Object Detection Using Faster R-CNN and YOLO

Comprehensive comparison of Faster R-CNN and YOLOv8 for object detection on a custom dataset with laptop, mouse, keyboard, and utensils.

This project implements and compares two state-of-the-art object detection algorithms - Faster R-CNN and YOLOv8 - for the Duke AIPI 590 Applied Computer Vision Course.
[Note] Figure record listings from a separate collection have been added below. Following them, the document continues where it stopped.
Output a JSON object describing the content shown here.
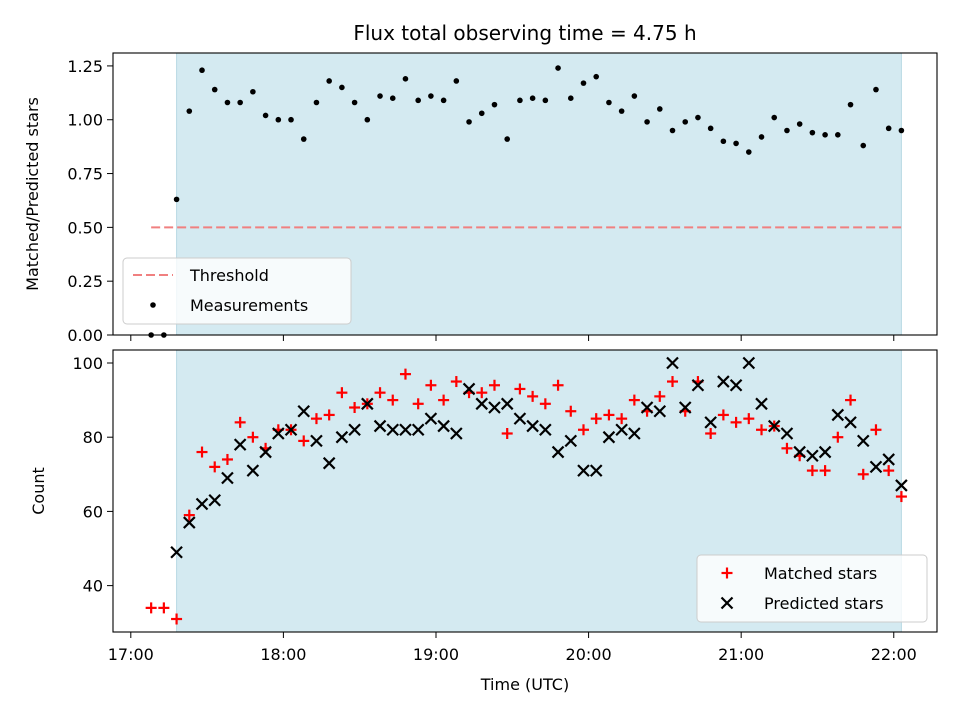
{
  "figure": {
    "title": "Flux total observing time = 4.75 h",
    "xlabel": "Time (UTC)",
    "shade_color": "#d4eaf1",
    "shade_edge_color": "#b8d9e4"
  },
  "chart_data": [
    {
      "type": "scatter",
      "panel": "top",
      "ylabel": "Matched/Predicted stars",
      "xlim": [
        "16:53",
        "22:17"
      ],
      "ylim": [
        0,
        1.31
      ],
      "shaded_span": [
        "17:18",
        "22:03"
      ],
      "xticks": [
        "17:00",
        "18:00",
        "19:00",
        "20:00",
        "21:00",
        "22:00"
      ],
      "yticks": [
        0.0,
        0.25,
        0.5,
        0.75,
        1.0,
        1.25
      ],
      "ytick_labels": [
        "0.00",
        "0.25",
        "0.50",
        "0.75",
        "1.00",
        "1.25"
      ],
      "threshold": {
        "name": "Threshold",
        "value": 0.5,
        "x_start": "17:08",
        "x_end": "22:03",
        "color": "#f08080",
        "style": "dashed"
      },
      "series": [
        {
          "name": "Measurements",
          "color": "#000000",
          "marker": "dot",
          "x": [
            "17:08",
            "17:13",
            "17:18",
            "17:23",
            "17:28",
            "17:33",
            "17:38",
            "17:43",
            "17:48",
            "17:53",
            "17:58",
            "18:03",
            "18:08",
            "18:13",
            "18:18",
            "18:23",
            "18:28",
            "18:33",
            "18:38",
            "18:43",
            "18:48",
            "18:53",
            "18:58",
            "19:03",
            "19:08",
            "19:13",
            "19:18",
            "19:23",
            "19:28",
            "19:33",
            "19:38",
            "19:43",
            "19:48",
            "19:53",
            "19:58",
            "20:03",
            "20:08",
            "20:13",
            "20:18",
            "20:23",
            "20:28",
            "20:33",
            "20:38",
            "20:43",
            "20:48",
            "20:53",
            "20:58",
            "21:03",
            "21:08",
            "21:13",
            "21:18",
            "21:23",
            "21:28",
            "21:33",
            "21:38",
            "21:43",
            "21:48",
            "21:53",
            "21:58",
            "22:03"
          ],
          "y": [
            0.0,
            0.0,
            0.63,
            1.04,
            1.23,
            1.14,
            1.08,
            1.08,
            1.13,
            1.02,
            1.0,
            1.0,
            0.91,
            1.08,
            1.18,
            1.15,
            1.08,
            1.0,
            1.11,
            1.1,
            1.19,
            1.09,
            1.11,
            1.09,
            1.18,
            0.99,
            1.03,
            1.07,
            0.91,
            1.09,
            1.1,
            1.09,
            1.24,
            1.1,
            1.17,
            1.2,
            1.08,
            1.04,
            1.11,
            0.99,
            1.05,
            0.95,
            0.99,
            1.01,
            0.96,
            0.9,
            0.89,
            0.85,
            0.92,
            1.01,
            0.95,
            0.98,
            0.94,
            0.93,
            0.93,
            1.07,
            0.88,
            1.14,
            0.96,
            0.95
          ]
        }
      ],
      "legend": {
        "placement": "lower-left",
        "entries": [
          "Threshold",
          "Measurements"
        ]
      }
    },
    {
      "type": "scatter",
      "panel": "bottom",
      "ylabel": "Count",
      "xlim": [
        "16:53",
        "22:17"
      ],
      "ylim": [
        27.5,
        103.5
      ],
      "shaded_span": [
        "17:18",
        "22:03"
      ],
      "xticks": [
        "17:00",
        "18:00",
        "19:00",
        "20:00",
        "21:00",
        "22:00"
      ],
      "yticks": [
        40,
        60,
        80,
        100
      ],
      "ytick_labels": [
        "40",
        "60",
        "80",
        "100"
      ],
      "series": [
        {
          "name": "Matched stars",
          "color": "#ff0000",
          "marker": "plus",
          "x": [
            "17:08",
            "17:13",
            "17:18",
            "17:23",
            "17:28",
            "17:33",
            "17:38",
            "17:43",
            "17:48",
            "17:53",
            "17:58",
            "18:03",
            "18:08",
            "18:13",
            "18:18",
            "18:23",
            "18:28",
            "18:33",
            "18:38",
            "18:43",
            "18:48",
            "18:53",
            "18:58",
            "19:03",
            "19:08",
            "19:13",
            "19:18",
            "19:23",
            "19:28",
            "19:33",
            "19:38",
            "19:43",
            "19:48",
            "19:53",
            "19:58",
            "20:03",
            "20:08",
            "20:13",
            "20:18",
            "20:23",
            "20:28",
            "20:33",
            "20:38",
            "20:43",
            "20:48",
            "20:53",
            "20:58",
            "21:03",
            "21:08",
            "21:13",
            "21:18",
            "21:23",
            "21:28",
            "21:33",
            "21:38",
            "21:43",
            "21:48",
            "21:53",
            "21:58",
            "22:03"
          ],
          "y": [
            34,
            34,
            31,
            59,
            76,
            72,
            74,
            84,
            80,
            77,
            82,
            82,
            79,
            85,
            86,
            92,
            88,
            89,
            92,
            90,
            97,
            89,
            94,
            90,
            95,
            92,
            92,
            94,
            81,
            93,
            91,
            89,
            94,
            87,
            82,
            85,
            86,
            85,
            90,
            87,
            91,
            95,
            87,
            95,
            81,
            86,
            84,
            85,
            82,
            83,
            77,
            75,
            71,
            71,
            80,
            90,
            70,
            82,
            71,
            64
          ]
        },
        {
          "name": "Predicted stars",
          "color": "#000000",
          "marker": "x",
          "x": [
            "17:18",
            "17:23",
            "17:28",
            "17:33",
            "17:38",
            "17:43",
            "17:48",
            "17:53",
            "17:58",
            "18:03",
            "18:08",
            "18:13",
            "18:18",
            "18:23",
            "18:28",
            "18:33",
            "18:38",
            "18:43",
            "18:48",
            "18:53",
            "18:58",
            "19:03",
            "19:08",
            "19:13",
            "19:18",
            "19:23",
            "19:28",
            "19:33",
            "19:38",
            "19:43",
            "19:48",
            "19:53",
            "19:58",
            "20:03",
            "20:08",
            "20:13",
            "20:18",
            "20:23",
            "20:28",
            "20:33",
            "20:38",
            "20:43",
            "20:48",
            "20:53",
            "20:58",
            "21:03",
            "21:08",
            "21:13",
            "21:18",
            "21:23",
            "21:28",
            "21:33",
            "21:38",
            "21:43",
            "21:48",
            "21:53",
            "21:58",
            "22:03"
          ],
          "y": [
            49,
            57,
            62,
            63,
            69,
            78,
            71,
            76,
            81,
            82,
            87,
            79,
            73,
            80,
            82,
            89,
            83,
            82,
            82,
            82,
            85,
            83,
            81,
            93,
            89,
            88,
            89,
            85,
            83,
            82,
            76,
            79,
            71,
            71,
            80,
            82,
            81,
            88,
            87,
            100,
            88,
            94,
            84,
            95,
            94,
            100,
            89,
            83,
            81,
            76,
            75,
            76,
            86,
            84,
            79,
            72,
            74,
            67
          ]
        }
      ],
      "legend": {
        "placement": "lower-right",
        "entries": [
          "Matched stars",
          "Predicted stars"
        ]
      }
    }
  ]
}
The project involves training, evaluating, and comparing these models’ performance on a custom dataset with four object categories: laptop, mouse, keyboard, and utensils.

Dataset

  • Total Images: 362 manually annotated images
  • Classes: Laptop, Mouse, Keyboard, Utensils
  • Annotation Tool: CVAT for precise manual labeling
  • Data Quality: Consistent annotations across both YOLOv8 and Faster R-CNN formats

Models Implemented

YOLOv8

  • Architecture: Real-time, single-stage object detector
  • Training: 30 epochs with 5-epoch update intervals
  • Performance: mAP@0.5: 0.858, mAP@0.5:0.95: 0.641
  • Inference Speed: ~3.5 ms per image
  • Model Size: 5.26 MB
  • Deployment: Exported to ONNX format for cross-platform compatibility

Faster R-CNN

  • Architecture: Two-stage detector with ResNet-50 backbone and Feature Pyramid Network (FPN)
  • Training: 3000 iterations with gradient clipping
  • Performance: mAP@0.5: 0.709, mAP@0.5:0.95: 0.521
  • Inference Speed: ~60 ms per image
  • Model Size: 314.85 MB

Key Results

The comparison reveals important trade-offs between the two approaches:

  • YOLOv8: Superior speed and efficiency with competitive accuracy
  • Faster R-CNN: Higher accuracy but significantly larger model size and slower inference
  • Speed vs. Accuracy: Clear trade-off between real-time performance and detection precision

Technical Contributions

  • Custom dataset creation and annotation
  • Comprehensive model training and evaluation pipeline
  • Performance benchmarking across multiple metrics
  • Cross-platform deployment optimization
  • Detailed comparative analysis of modern object detection architectures

This project demonstrates practical implementation skills in computer vision and provides valuable insights into the performance characteristics of different object detection paradigms.